A Russian official has apologized Monday for remarks suggesting that journalists should be “wiped out” for criticizing the authorities.
Mikhail Ignatyev, who heads Russia’s republic of Chuvashia 680 kilometers east of Moscow, made the controversial remarks Saturday at an event commemorating the local press.
“They need to be wiped out, as the people say,” Ignatyev was quoted as saying about critical journalists, using a phrase President Vladimir Putin famously employed when referring to Chechen terrorists in 2000.
“Say where they came from, their intentions, where they live, where they work, what they earn,” Ignatyev added Saturday.
The governor’s awkward turn of phrase comes at a sensitive time for media freedom in Russia.
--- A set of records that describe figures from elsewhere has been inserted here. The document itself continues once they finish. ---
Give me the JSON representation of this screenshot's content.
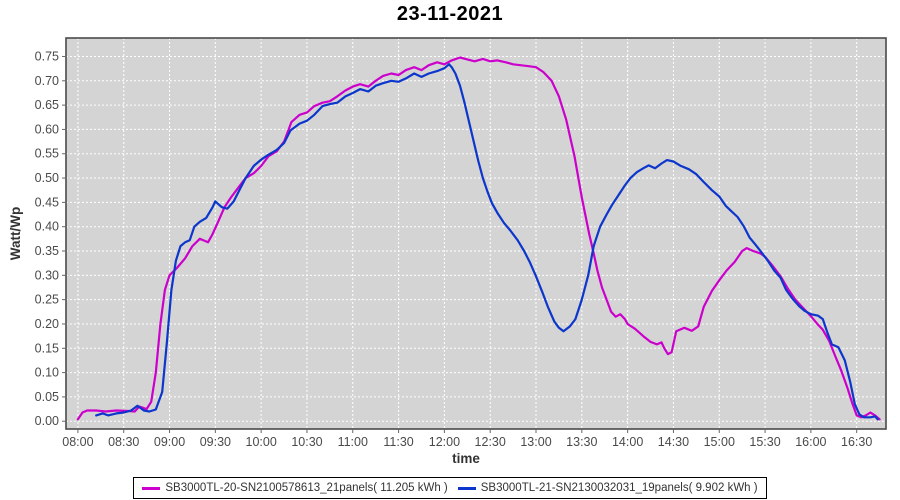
{
  "title": "23-11-2021",
  "legend": {
    "series1_label": "SB3000TL-20-SN2100578613_21panels( 11.205 kWh )",
    "series2_label": "SB3000TL-21-SN2130032031_19panels( 9.902 kWh )"
  },
  "colors": {
    "series1": "#CC00CC",
    "series2": "#0C36CC",
    "plot_background": "#D4D4D4",
    "grid": "#FFFFFF",
    "plot_border": "#4A4A4A",
    "tick_text": "#4A4A4A",
    "axis_label_text": "#333333"
  },
  "chart_data": {
    "type": "line",
    "title": "23-11-2021",
    "xlabel": "time",
    "ylabel": "Watt/Wp",
    "grid": true,
    "legend_position": "bottom",
    "x_ticks": [
      "08:00",
      "08:30",
      "09:00",
      "09:30",
      "10:00",
      "10:30",
      "11:00",
      "11:30",
      "12:00",
      "12:30",
      "13:00",
      "13:30",
      "14:00",
      "14:30",
      "15:00",
      "15:30",
      "16:00",
      "16:30"
    ],
    "y_ticks": [
      0.0,
      0.05,
      0.1,
      0.15,
      0.2,
      0.25,
      0.3,
      0.35,
      0.4,
      0.45,
      0.5,
      0.55,
      0.6,
      0.65,
      0.7,
      0.75
    ],
    "xlim_hours": [
      7.87,
      16.82
    ],
    "ylim": [
      -0.016,
      0.788
    ],
    "series": [
      {
        "name": "SB3000TL-20-SN2100578613_21panels( 11.205 kWh )",
        "color": "#CC00CC",
        "points": [
          [
            8.0,
            0.004
          ],
          [
            8.05,
            0.018
          ],
          [
            8.1,
            0.022
          ],
          [
            8.2,
            0.022
          ],
          [
            8.3,
            0.02
          ],
          [
            8.42,
            0.022
          ],
          [
            8.55,
            0.021
          ],
          [
            8.62,
            0.02
          ],
          [
            8.67,
            0.03
          ],
          [
            8.72,
            0.027
          ],
          [
            8.75,
            0.025
          ],
          [
            8.8,
            0.04
          ],
          [
            8.85,
            0.1
          ],
          [
            8.9,
            0.2
          ],
          [
            8.95,
            0.27
          ],
          [
            9.0,
            0.3
          ],
          [
            9.08,
            0.315
          ],
          [
            9.17,
            0.335
          ],
          [
            9.25,
            0.36
          ],
          [
            9.33,
            0.375
          ],
          [
            9.42,
            0.368
          ],
          [
            9.47,
            0.385
          ],
          [
            9.53,
            0.41
          ],
          [
            9.6,
            0.44
          ],
          [
            9.67,
            0.46
          ],
          [
            9.75,
            0.48
          ],
          [
            9.83,
            0.5
          ],
          [
            9.92,
            0.51
          ],
          [
            10.0,
            0.525
          ],
          [
            10.08,
            0.545
          ],
          [
            10.17,
            0.555
          ],
          [
            10.25,
            0.575
          ],
          [
            10.33,
            0.615
          ],
          [
            10.42,
            0.63
          ],
          [
            10.5,
            0.635
          ],
          [
            10.58,
            0.648
          ],
          [
            10.67,
            0.655
          ],
          [
            10.75,
            0.658
          ],
          [
            10.83,
            0.668
          ],
          [
            10.92,
            0.68
          ],
          [
            11.0,
            0.688
          ],
          [
            11.08,
            0.693
          ],
          [
            11.17,
            0.688
          ],
          [
            11.25,
            0.7
          ],
          [
            11.33,
            0.71
          ],
          [
            11.42,
            0.715
          ],
          [
            11.5,
            0.712
          ],
          [
            11.58,
            0.722
          ],
          [
            11.67,
            0.728
          ],
          [
            11.75,
            0.722
          ],
          [
            11.83,
            0.732
          ],
          [
            11.92,
            0.738
          ],
          [
            12.0,
            0.734
          ],
          [
            12.08,
            0.742
          ],
          [
            12.17,
            0.748
          ],
          [
            12.25,
            0.744
          ],
          [
            12.33,
            0.74
          ],
          [
            12.42,
            0.745
          ],
          [
            12.5,
            0.74
          ],
          [
            12.58,
            0.742
          ],
          [
            12.67,
            0.738
          ],
          [
            12.75,
            0.734
          ],
          [
            12.83,
            0.732
          ],
          [
            12.92,
            0.73
          ],
          [
            13.0,
            0.728
          ],
          [
            13.08,
            0.718
          ],
          [
            13.17,
            0.7
          ],
          [
            13.25,
            0.668
          ],
          [
            13.33,
            0.62
          ],
          [
            13.42,
            0.545
          ],
          [
            13.5,
            0.46
          ],
          [
            13.58,
            0.385
          ],
          [
            13.63,
            0.345
          ],
          [
            13.67,
            0.31
          ],
          [
            13.72,
            0.275
          ],
          [
            13.77,
            0.25
          ],
          [
            13.82,
            0.225
          ],
          [
            13.87,
            0.215
          ],
          [
            13.92,
            0.22
          ],
          [
            13.97,
            0.21
          ],
          [
            14.0,
            0.2
          ],
          [
            14.08,
            0.19
          ],
          [
            14.17,
            0.175
          ],
          [
            14.25,
            0.163
          ],
          [
            14.32,
            0.158
          ],
          [
            14.37,
            0.162
          ],
          [
            14.4,
            0.15
          ],
          [
            14.44,
            0.138
          ],
          [
            14.48,
            0.142
          ],
          [
            14.53,
            0.185
          ],
          [
            14.62,
            0.192
          ],
          [
            14.7,
            0.186
          ],
          [
            14.77,
            0.195
          ],
          [
            14.83,
            0.235
          ],
          [
            14.92,
            0.268
          ],
          [
            15.0,
            0.29
          ],
          [
            15.08,
            0.31
          ],
          [
            15.17,
            0.328
          ],
          [
            15.25,
            0.35
          ],
          [
            15.3,
            0.356
          ],
          [
            15.37,
            0.35
          ],
          [
            15.45,
            0.345
          ],
          [
            15.5,
            0.338
          ],
          [
            15.58,
            0.32
          ],
          [
            15.67,
            0.298
          ],
          [
            15.75,
            0.272
          ],
          [
            15.83,
            0.25
          ],
          [
            15.92,
            0.232
          ],
          [
            16.0,
            0.216
          ],
          [
            16.08,
            0.198
          ],
          [
            16.13,
            0.188
          ],
          [
            16.2,
            0.165
          ],
          [
            16.27,
            0.132
          ],
          [
            16.33,
            0.105
          ],
          [
            16.4,
            0.068
          ],
          [
            16.45,
            0.038
          ],
          [
            16.5,
            0.012
          ],
          [
            16.55,
            0.008
          ],
          [
            16.6,
            0.012
          ],
          [
            16.65,
            0.018
          ],
          [
            16.7,
            0.012
          ],
          [
            16.75,
            0.004
          ]
        ]
      },
      {
        "name": "SB3000TL-21-SN2130032031_19panels( 9.902 kWh )",
        "color": "#0C36CC",
        "points": [
          [
            8.2,
            0.012
          ],
          [
            8.27,
            0.016
          ],
          [
            8.33,
            0.012
          ],
          [
            8.42,
            0.016
          ],
          [
            8.5,
            0.018
          ],
          [
            8.58,
            0.022
          ],
          [
            8.65,
            0.032
          ],
          [
            8.72,
            0.022
          ],
          [
            8.78,
            0.02
          ],
          [
            8.85,
            0.024
          ],
          [
            8.92,
            0.06
          ],
          [
            8.97,
            0.16
          ],
          [
            9.02,
            0.27
          ],
          [
            9.07,
            0.33
          ],
          [
            9.12,
            0.36
          ],
          [
            9.17,
            0.368
          ],
          [
            9.22,
            0.372
          ],
          [
            9.27,
            0.4
          ],
          [
            9.33,
            0.41
          ],
          [
            9.4,
            0.418
          ],
          [
            9.47,
            0.44
          ],
          [
            9.5,
            0.452
          ],
          [
            9.57,
            0.44
          ],
          [
            9.63,
            0.437
          ],
          [
            9.7,
            0.452
          ],
          [
            9.77,
            0.478
          ],
          [
            9.83,
            0.5
          ],
          [
            9.92,
            0.525
          ],
          [
            10.0,
            0.538
          ],
          [
            10.08,
            0.548
          ],
          [
            10.17,
            0.558
          ],
          [
            10.25,
            0.572
          ],
          [
            10.32,
            0.598
          ],
          [
            10.42,
            0.612
          ],
          [
            10.5,
            0.618
          ],
          [
            10.58,
            0.63
          ],
          [
            10.67,
            0.648
          ],
          [
            10.75,
            0.652
          ],
          [
            10.83,
            0.655
          ],
          [
            10.92,
            0.668
          ],
          [
            11.0,
            0.675
          ],
          [
            11.08,
            0.683
          ],
          [
            11.17,
            0.678
          ],
          [
            11.25,
            0.69
          ],
          [
            11.33,
            0.695
          ],
          [
            11.42,
            0.7
          ],
          [
            11.5,
            0.698
          ],
          [
            11.58,
            0.705
          ],
          [
            11.67,
            0.715
          ],
          [
            11.75,
            0.708
          ],
          [
            11.83,
            0.715
          ],
          [
            11.92,
            0.72
          ],
          [
            12.0,
            0.726
          ],
          [
            12.05,
            0.734
          ],
          [
            12.08,
            0.728
          ],
          [
            12.12,
            0.715
          ],
          [
            12.17,
            0.69
          ],
          [
            12.22,
            0.655
          ],
          [
            12.27,
            0.615
          ],
          [
            12.32,
            0.575
          ],
          [
            12.37,
            0.535
          ],
          [
            12.42,
            0.5
          ],
          [
            12.47,
            0.472
          ],
          [
            12.52,
            0.448
          ],
          [
            12.58,
            0.428
          ],
          [
            12.65,
            0.408
          ],
          [
            12.72,
            0.392
          ],
          [
            12.8,
            0.372
          ],
          [
            12.87,
            0.35
          ],
          [
            12.93,
            0.328
          ],
          [
            13.0,
            0.298
          ],
          [
            13.07,
            0.265
          ],
          [
            13.13,
            0.235
          ],
          [
            13.2,
            0.205
          ],
          [
            13.25,
            0.192
          ],
          [
            13.3,
            0.185
          ],
          [
            13.37,
            0.195
          ],
          [
            13.43,
            0.21
          ],
          [
            13.5,
            0.25
          ],
          [
            13.57,
            0.3
          ],
          [
            13.63,
            0.36
          ],
          [
            13.7,
            0.4
          ],
          [
            13.77,
            0.425
          ],
          [
            13.83,
            0.445
          ],
          [
            13.9,
            0.465
          ],
          [
            13.97,
            0.485
          ],
          [
            14.03,
            0.5
          ],
          [
            14.1,
            0.512
          ],
          [
            14.17,
            0.52
          ],
          [
            14.23,
            0.526
          ],
          [
            14.3,
            0.52
          ],
          [
            14.37,
            0.53
          ],
          [
            14.43,
            0.537
          ],
          [
            14.5,
            0.534
          ],
          [
            14.58,
            0.525
          ],
          [
            14.67,
            0.518
          ],
          [
            14.75,
            0.508
          ],
          [
            14.83,
            0.492
          ],
          [
            14.92,
            0.475
          ],
          [
            15.0,
            0.462
          ],
          [
            15.07,
            0.443
          ],
          [
            15.13,
            0.432
          ],
          [
            15.2,
            0.42
          ],
          [
            15.27,
            0.4
          ],
          [
            15.33,
            0.378
          ],
          [
            15.4,
            0.362
          ],
          [
            15.47,
            0.345
          ],
          [
            15.53,
            0.33
          ],
          [
            15.6,
            0.31
          ],
          [
            15.67,
            0.295
          ],
          [
            15.73,
            0.27
          ],
          [
            15.8,
            0.252
          ],
          [
            15.87,
            0.237
          ],
          [
            15.93,
            0.227
          ],
          [
            16.0,
            0.22
          ],
          [
            16.08,
            0.217
          ],
          [
            16.13,
            0.21
          ],
          [
            16.18,
            0.182
          ],
          [
            16.23,
            0.158
          ],
          [
            16.3,
            0.152
          ],
          [
            16.37,
            0.125
          ],
          [
            16.43,
            0.08
          ],
          [
            16.48,
            0.035
          ],
          [
            16.53,
            0.014
          ],
          [
            16.58,
            0.008
          ],
          [
            16.65,
            0.008
          ],
          [
            16.7,
            0.01
          ],
          [
            16.73,
            0.004
          ]
        ]
      }
    ]
  }
}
The number of attacks and threats on Russian journalists by the authorities more than doubled between 2017-2019, the international Justice for Journalists NGO said. Russia also ranks 149th out of 180 countries worldwide for press freedom, according to the Reporters Without Borders (RSF) international media watchdog.
Ignatyev later apologized for using the phrase and said his words had been “distorted,” according to a statement published on the regional administration’s website Monday.
“In fact, [the governor] was referring to people who call themselves journalists but pursue the sole goal of discrediting the government by any means,” the statement said.
“To those whose feelings were hurt by the phrase ‘wipe out,’ I — a person with a good soul — apologize,” Ignatyev said.